The audiological contract, which allegedly called for payments of $250,000 a year for work that a full-time audiologist could have done for $70,000, may not have been structured in the “greatest way,” according to Shea. But it wasn’t as bad as DeNofrio indicated, Shea said. “(DeNofrio said) the sky was falling. We looked. The sky was not falling,” Shea said.

Shea had also filed a privacy violation complaint against DeNofrio, based on a statement that DeNofrio had made about what Shea considered a personal, confidential matter, and Shea had accused DeNofrio of defaming him with information provided for an online article that spoke of Shea’s service as an associate director at Van Zandt and two other VA hospitals, according to testimony.

The privacy complaint proved unfounded, and DeNofrio hadn’t actually provided any information for the article, according to testimony.

Under questioning by Graham, Mills gave an innocent explanation for the loss of DeNofrio’s position on the hospital’s Leadership Council — which was one of eight committee assignments DeNofrio lost, stripping him of all committee responsibilities, according to testimony.

Mills ended the attendance at Leadership Council meetings for all administrative officers, because he wanted those meetings to include only voting members — mainly department heads, Mills said.

Protected information

According to Wicks, the linchpin of the conspiracy to neutralize DeNofrio was the attempt to create the impression of a mental health deficit.

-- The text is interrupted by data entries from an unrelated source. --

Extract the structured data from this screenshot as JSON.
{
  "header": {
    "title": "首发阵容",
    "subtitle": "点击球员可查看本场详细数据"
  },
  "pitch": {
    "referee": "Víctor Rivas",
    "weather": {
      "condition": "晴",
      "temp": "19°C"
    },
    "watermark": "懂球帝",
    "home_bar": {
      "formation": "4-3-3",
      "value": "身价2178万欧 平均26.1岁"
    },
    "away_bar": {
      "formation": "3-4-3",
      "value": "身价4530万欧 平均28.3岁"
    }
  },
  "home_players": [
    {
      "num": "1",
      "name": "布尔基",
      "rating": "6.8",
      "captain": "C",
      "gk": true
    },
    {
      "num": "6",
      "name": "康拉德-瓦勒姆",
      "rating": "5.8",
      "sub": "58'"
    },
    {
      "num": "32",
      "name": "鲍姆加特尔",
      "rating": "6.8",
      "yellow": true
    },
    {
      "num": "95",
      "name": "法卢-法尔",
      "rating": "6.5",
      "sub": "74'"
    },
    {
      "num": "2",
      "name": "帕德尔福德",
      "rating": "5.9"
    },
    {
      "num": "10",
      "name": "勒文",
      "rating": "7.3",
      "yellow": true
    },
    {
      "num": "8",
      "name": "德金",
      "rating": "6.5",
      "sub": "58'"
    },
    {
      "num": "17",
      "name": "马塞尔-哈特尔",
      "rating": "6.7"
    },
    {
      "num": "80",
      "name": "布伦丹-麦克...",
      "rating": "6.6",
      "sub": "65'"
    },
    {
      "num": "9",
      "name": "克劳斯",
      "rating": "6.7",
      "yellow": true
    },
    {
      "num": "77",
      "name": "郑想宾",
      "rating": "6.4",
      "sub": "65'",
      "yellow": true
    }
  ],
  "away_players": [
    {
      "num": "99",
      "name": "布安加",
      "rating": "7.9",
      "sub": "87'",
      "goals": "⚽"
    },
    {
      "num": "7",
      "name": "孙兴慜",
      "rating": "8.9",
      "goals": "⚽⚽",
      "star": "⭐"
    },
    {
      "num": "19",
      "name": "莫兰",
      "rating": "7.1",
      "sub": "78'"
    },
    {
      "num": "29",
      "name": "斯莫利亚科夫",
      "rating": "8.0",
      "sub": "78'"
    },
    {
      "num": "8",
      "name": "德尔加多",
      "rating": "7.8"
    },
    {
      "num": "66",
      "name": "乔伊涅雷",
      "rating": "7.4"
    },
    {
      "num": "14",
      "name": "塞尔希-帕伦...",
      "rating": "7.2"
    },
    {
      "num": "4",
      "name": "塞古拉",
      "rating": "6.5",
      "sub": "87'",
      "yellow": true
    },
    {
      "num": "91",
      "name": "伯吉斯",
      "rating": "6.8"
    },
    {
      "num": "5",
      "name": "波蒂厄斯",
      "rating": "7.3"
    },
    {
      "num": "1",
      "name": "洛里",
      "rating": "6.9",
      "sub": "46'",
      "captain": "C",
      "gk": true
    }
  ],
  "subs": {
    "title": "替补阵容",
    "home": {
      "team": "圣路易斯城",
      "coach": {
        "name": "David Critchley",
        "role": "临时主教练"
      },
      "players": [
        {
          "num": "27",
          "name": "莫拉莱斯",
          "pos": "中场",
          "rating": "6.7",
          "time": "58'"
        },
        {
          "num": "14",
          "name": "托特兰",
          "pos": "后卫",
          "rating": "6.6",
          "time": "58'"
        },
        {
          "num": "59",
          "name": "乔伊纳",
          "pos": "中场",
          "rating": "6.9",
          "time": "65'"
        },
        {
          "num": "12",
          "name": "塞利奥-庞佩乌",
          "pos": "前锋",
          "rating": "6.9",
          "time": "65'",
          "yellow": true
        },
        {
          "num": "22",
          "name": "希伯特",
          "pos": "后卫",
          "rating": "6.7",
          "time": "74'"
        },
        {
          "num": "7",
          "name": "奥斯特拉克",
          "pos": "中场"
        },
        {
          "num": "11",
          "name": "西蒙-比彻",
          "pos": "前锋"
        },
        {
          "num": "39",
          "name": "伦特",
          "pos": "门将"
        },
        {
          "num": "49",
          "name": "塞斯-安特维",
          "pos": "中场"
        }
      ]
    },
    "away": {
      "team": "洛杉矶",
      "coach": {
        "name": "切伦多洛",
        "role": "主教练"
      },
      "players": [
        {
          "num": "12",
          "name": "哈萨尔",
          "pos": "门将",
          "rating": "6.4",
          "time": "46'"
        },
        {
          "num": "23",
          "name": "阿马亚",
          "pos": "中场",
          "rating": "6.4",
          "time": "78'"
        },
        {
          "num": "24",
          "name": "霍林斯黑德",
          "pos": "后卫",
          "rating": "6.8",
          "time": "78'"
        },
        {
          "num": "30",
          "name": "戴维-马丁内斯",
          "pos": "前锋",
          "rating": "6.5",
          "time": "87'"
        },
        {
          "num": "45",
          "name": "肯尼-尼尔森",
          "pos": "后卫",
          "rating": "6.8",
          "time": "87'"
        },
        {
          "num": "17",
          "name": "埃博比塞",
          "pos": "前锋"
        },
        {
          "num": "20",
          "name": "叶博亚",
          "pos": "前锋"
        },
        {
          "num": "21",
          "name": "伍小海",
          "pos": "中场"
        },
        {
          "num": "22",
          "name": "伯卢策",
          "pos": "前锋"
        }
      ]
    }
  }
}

That attempt hinged on a regular checkup in 2015 by VA primary care physician Raju Katari, who after the checkup activated a diagnosis of cognitive disorder initially created in 2010, by Dr. Wayne D’Agaro, according to Wicks.

The 2010 diagnosis was made due to side effects of a medication that DeNofrio subsequently quit taking, after which the problem disappeared, DeNofrio has said.

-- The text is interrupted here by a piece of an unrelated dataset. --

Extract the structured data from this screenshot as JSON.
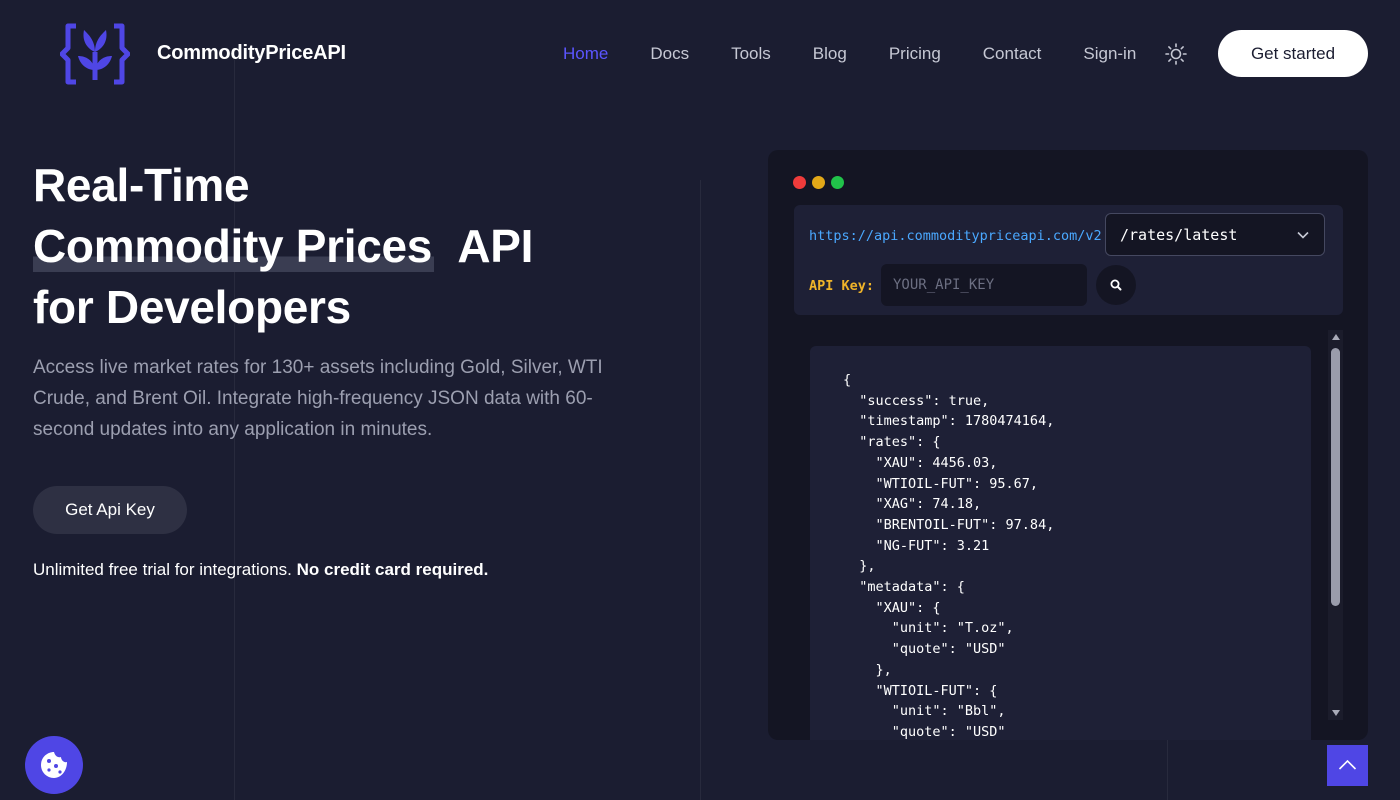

Katari testified that he had merely “imported” the 2010 diagnosis to ensure that future providers would be aware of it, but Wicks sees the action as calculated — especially given a blizzard of sharing and what he believes was improper access by many VA employees of DeNofrio’s protected medical information.

That dissemination of the cognitive disorder diagnosis was designed to ruin his reputation while shoring up the hospital’s, according to Wicks.

Testimony from a VA employee Wednesday disclosed no improper access, based on matching access times with occasions when access was needed — but the audit seems to have been limited in scope, based on the testimony.

The conspiracy became especially clear after the VA resisted correcting the diagnosis in 2015, Wicks said.

D’Agaro testified Wednesday that he deactivated the diagnosis late that year — although he didn’t remove it altogether as requested, saying it should remain available to future practitioners, as the disorder could recur.

Had Katari’s action been done with the medical record of any other veteran — and not a whistleblower the VA was looking to discredit — those responsible would have fallen all over themselves to remove the error, for fear of legal trouble, Wicks said.

The accusation that leadership has conspired to discredit DeNofrio’s competence puzzles the judge, given that his evaluations throughout the ordeal have continued to generate “outstanding” ratings.

“It’s hard for them to say that (all the criticisms) and claim you are outstanding at the same time,” the judge said.

“Much of what has happened over the past four years has not made sense,” DeNofrio replied. “I know what happened, but I don’t fully understand why.”